Con la excusa de la crisis el gobierno anuncia una reforma de la administración local que supone el fin de la autonomía política local (que es un principio amparado por la Constitución), así como la puerta al desmantelamiento de las políticas sociales municipales, siendo que una parte de ellas desaparecerá y la otra se convertirá en un negocio privado.

Pero no sólo, con ser grave lo dicho. Minorar los Ayuntamientos hasta convertirlos en sucursales del gobierno central, a través de las redes de delegados y subdelegados, es acabar con la democracia local, lo cual se logrará también reduciendo el número de concejales hasta dejarlo en un nivel que impida la representación o, si con todo lo anterior no basta, cambiando las leyes electorales.

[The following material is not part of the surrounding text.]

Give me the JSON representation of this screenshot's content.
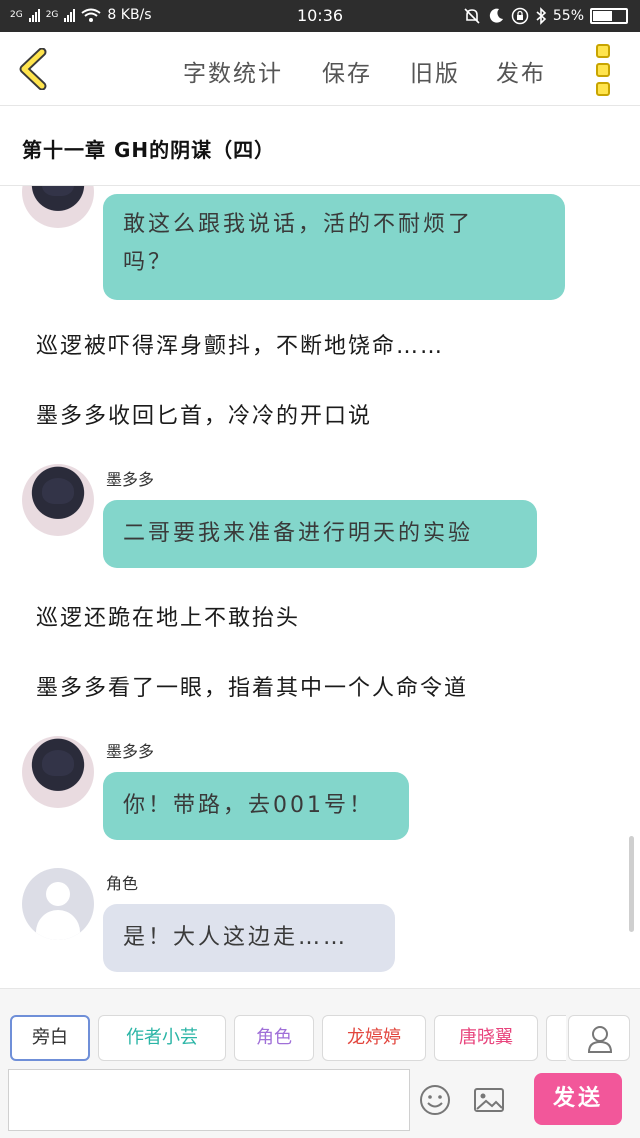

En la España de la crisis emerge la sombra de los gobernadores civiles con mando en plaza, los cuales requieren para actuar a sus anchas alcaldes de pacotilla nombrados a dedo sin más función que desfilar en las fiestas patronales.

Mientras lamina a los Ayuntamientos, el PP engrandece a las Diputaciones, instituciones hiperdemocráticas caracterizadas por una gestión escrupulosísima del dinero público en las que han anidado personajes tan ejemplares como los imputados Fabra y Baltar, merecedores de estatuas, ovaciones y meriendas colosales.